For those who like it analogue, here are some nuggets from the podcast and a few pictures from the archive.

Our Story: How Vinyl Underground Began

From a bedroom in Northampton to over 30 years as one of the UK’s most respected underground record specialists—Vinyl Underground began not as a business plan, but as a passion.

The Records He Couldn't Leave Behind

In 1992 at an NEC record fair, Aidy—already a committed collector since buying his first Madness 7” from Woolworths—stumbled across a stall selling U.S. imports for £2 each. Including some of the Chicago and Detroit records he’d spent years hunting down on pirate radio tapes and through word-of-mouth.

 

Even though he had most of them, he bought around 70 on the spot and climbed into the back of his mate John Morrow’s car (John would later be part of breakbeat pioneers Foul Play), asking himself: What am I going to do with these?
When John asked the same question, Aidy replied without thinking:
“I’m gonna start a shop.”

He didn’t mean to start a business. He just realised he finally had stock—and an obsession he couldn’t ignore.

Starting in a Bedroom

Spurred on, and educated by key local heads such as Adam Naked and Alton Bailey, Aidy gathered about 500 records, typed up a paper list, and placed a small advert in Echoes magazine:
“Chicago, Detroit, Underground house music. Send SAE to Aidy's Vinyl Underground.”

He waited by the phone in the early days of mobiles, wondering whether anyone would respond.
Then it rang.
Stevie from Birmingham ordered some records—and still buys from Vinyl Underground today.
The shop had begun.

Going Direct to Detroit

By 1993, Vinyl Underground operated entirely from Aidy’s bedroom in his parents’ house. Couriers dropped boxes at the door; he played records down the phone to customers; and every afternoon he scrambled to clear the chaos before his mum returned from work.

But something bothered him: the most underground Chicago and Detroit releases were nearly impossible to get through UK distributors. So he started calling the U.S. directly.

Inside an Underground Resistance record was a promo sheet for Submerge . Aidy called the number. Eventually, contacts at Record Time in Detroit began sending him stock. This was the fax-machine era, so he’d sneak into his family’s furniture shop at night to check for new release lists.

Soon, Vinyl Underground was getting records before London. Soho DJs were phoning Aidy from five minutes away from six of the hippest shops in the capital—because he had what they didn’t.

Buying in the USA

In 1997, Aidy made the leap. He took everything he’d saved—a bum bag containing about £5,000—flew to Chicago with fellow dealer Chris from Pure Pleasure Music, and started knocking on doors.

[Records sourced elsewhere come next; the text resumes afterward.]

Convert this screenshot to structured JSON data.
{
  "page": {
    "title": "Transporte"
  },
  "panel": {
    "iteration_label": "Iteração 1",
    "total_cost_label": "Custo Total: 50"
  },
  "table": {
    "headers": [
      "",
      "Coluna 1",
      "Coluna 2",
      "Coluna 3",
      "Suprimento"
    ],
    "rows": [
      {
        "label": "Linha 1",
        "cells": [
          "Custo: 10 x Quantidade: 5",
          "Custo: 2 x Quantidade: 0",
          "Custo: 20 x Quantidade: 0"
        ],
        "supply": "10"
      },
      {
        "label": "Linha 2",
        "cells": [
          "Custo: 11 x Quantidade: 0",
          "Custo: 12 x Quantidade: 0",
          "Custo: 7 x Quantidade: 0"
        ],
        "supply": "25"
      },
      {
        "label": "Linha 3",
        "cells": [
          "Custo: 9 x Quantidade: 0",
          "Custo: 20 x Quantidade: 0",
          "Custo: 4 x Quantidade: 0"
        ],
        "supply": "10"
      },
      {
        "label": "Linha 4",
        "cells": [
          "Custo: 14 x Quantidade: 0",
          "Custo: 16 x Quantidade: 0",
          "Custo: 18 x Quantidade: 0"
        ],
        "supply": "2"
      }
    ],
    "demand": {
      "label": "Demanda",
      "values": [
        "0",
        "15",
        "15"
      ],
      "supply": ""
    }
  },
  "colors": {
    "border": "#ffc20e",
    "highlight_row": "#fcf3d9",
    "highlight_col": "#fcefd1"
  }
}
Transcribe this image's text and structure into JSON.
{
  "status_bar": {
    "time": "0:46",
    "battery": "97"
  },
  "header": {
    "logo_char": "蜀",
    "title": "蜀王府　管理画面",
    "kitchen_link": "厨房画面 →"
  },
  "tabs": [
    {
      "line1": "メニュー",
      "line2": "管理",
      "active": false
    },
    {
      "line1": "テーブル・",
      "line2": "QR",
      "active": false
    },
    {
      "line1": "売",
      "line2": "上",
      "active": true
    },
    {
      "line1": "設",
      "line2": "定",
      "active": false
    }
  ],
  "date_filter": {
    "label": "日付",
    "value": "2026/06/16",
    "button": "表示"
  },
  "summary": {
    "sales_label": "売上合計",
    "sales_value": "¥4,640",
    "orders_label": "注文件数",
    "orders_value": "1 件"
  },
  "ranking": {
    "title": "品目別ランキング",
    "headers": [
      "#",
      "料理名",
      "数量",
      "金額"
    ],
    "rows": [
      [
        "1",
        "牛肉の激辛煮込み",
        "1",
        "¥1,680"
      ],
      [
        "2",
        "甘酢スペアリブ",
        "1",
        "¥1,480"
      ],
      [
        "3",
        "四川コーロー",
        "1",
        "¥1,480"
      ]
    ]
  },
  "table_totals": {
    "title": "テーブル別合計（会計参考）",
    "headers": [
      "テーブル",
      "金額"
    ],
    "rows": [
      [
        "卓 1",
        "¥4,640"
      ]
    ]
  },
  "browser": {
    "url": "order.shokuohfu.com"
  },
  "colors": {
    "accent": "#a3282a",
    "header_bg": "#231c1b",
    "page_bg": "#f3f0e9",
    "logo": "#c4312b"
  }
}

At Guidance Records, they let him in immediately—they’d just been listening to one of his mix tapes. The pair drove to Detroit, visiting shops and distributors until they reached Underground Resistance.

Meeting Mike Banks at Submerge was like hitting the holy grail. Bank’s music had shaped Aidy’s entire taste. They talked, dug for records, and Mike even offered them “the tour”—a drive around the real Detroit, the birthplace of the sound. They couldn’t stay, something Aidy still regrets.

But the trip cemented relationships that sustained the business for decades. That’s where they connected with Walter Paas, a Chicago exporter who helped consolidate shipments, and built long-term ties across the Midwest.

Surviving When Vinyl “Died”

The late 2000s nearly wiped Vinyl Underground out. Digital DJing crushed vinyl sales overnight. By 2007–2008, Aidy was running the shop alone, part-time, with a dwindling turnover—barely enough to survive in a business with tiny margins.

He even tried moving to London, but when he returned to Northampton, his regulars were still there—waiting every Saturday. That’s when he realised: Vinyl Underground belonged in Northampton.

Around 2009, things shifted. Surviving labels were pressing tiny runs—sometimes only 300 copies—which made vinyl desirable again. The hardcore collectors had never left; they had only become more committed. And when new Chicago house from labels like Mathematics started echoing the raw, analogue spirit that had first hooked him, Aidy felt everything come full circle.

Still Here. Still Digging.

Three decades on, Vinyl Underground continues to do what it always has: specialise in the underground music the mainstream overlooks, champion the labels and artists pushing boundaries, and support the DJs and collectors who care about the real thing.

Record shops have opened and closed, vinyl has died and resurrected, technology has changed everything.

But Vinyl Underground’s philosophy remains unchanged:

Passion first.
Belief in the music.
Respect for the culture.

That first tiny advert led to Stevie calling from Birmingham. That call led to Eddie Richards visiting Aidy’s parents’ house to dig for records. And those moments built the foundation of a shop that has lasted over three decades.

The digging continues. The passion remains. And the records that can’t be left behind still find their way to Northampton.

Welcome to Vinyl Underground.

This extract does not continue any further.